O Conselho Diretor da Agência Nacional de Telecomunicações (Anatel) aprovou, em 12 de fevereiro, a entrada da constelação chinesa SPACESAIL no mercado brasileiro de banda larga via satélite, informa o site TeleSíntese. O sistema é apontado como potencial concorrente da norte-americana Starlink.
A autorização concedida pela Anatel terá validade até 31 de julho de 2031 e estabelece que a operação no País deve começar em até dois anos. O pedido inicial previa até 648 satélites e um prazo de 15 anos, mas a documentação apresentada pela empresa mostra que a licença vigente na China permite, por ora, o lançamento de 324 satélites, com validade até julho de 2031. Com base nesse cenário, o Conselho decidiu limitar a autorização brasileira às mesmas condições.
A entrada em operação será considerada efetiva quando pelo menos 10% dos satélites autorizados estiverem em órbita. O prazo para cumprimento da exigência começará a contar a partir da publicação da decisão no Diário Oficial da União, o que ainda não ocorreu.

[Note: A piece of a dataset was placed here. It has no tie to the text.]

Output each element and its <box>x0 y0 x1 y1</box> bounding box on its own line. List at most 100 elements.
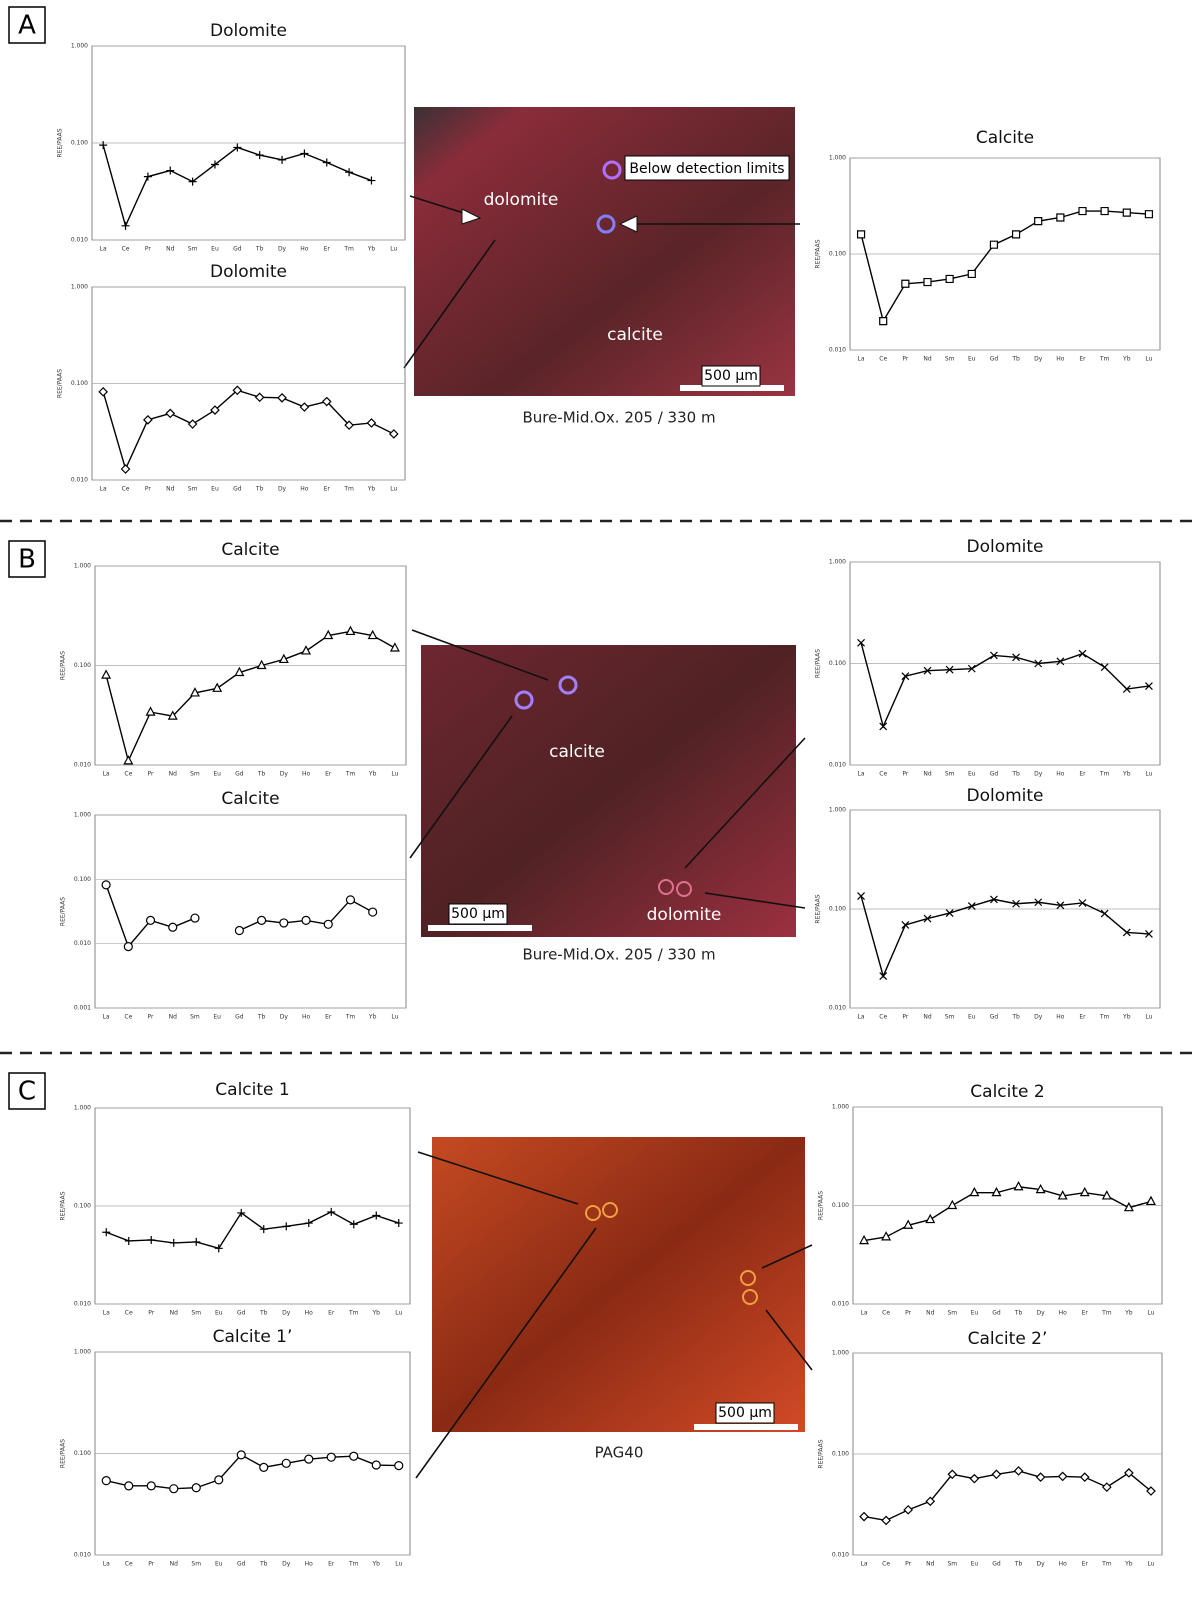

O sistema SPACESAIL recebeu autorização para operar no Brasil em diferentes faixas de frequência: de 10,7 GHz a 12,7 GHz e de 14 GHz a 14,5 GHz (banda Ku), além de 37,5 GHz a 38 GHz e 47,2 GHz a 49,2 GHz (bandas Q/V). A constelação será composta por satélites em órbita baixa, a cerca de 1.160 quilômetros de altitude, distribuídos em 18 planos orbitais.
Segundo a empresa responsável, o sistema será utilizado para a oferta de internet de banda larga a usuários finais, para aplicações de Internet das Coisas (IoT) e para backhaul em redes móveis. O serviço de acesso à internet se enquadra na categoria de Serviço de Comunicação Multimídia (SCM), já adotada por outras operadoras que utilizam satélites não geoestacionários no País.
A Anatel determinou que a operadora apresente o parecer definitivo da União Internacional de Telecomunicações (UIT) sobre o cumprimento dos limites internacionais de interferência (EPFD). Caso o parecer seja desfavorável, a empresa terá de ajustar sua operação ou interromper o uso das frequências correspondentes.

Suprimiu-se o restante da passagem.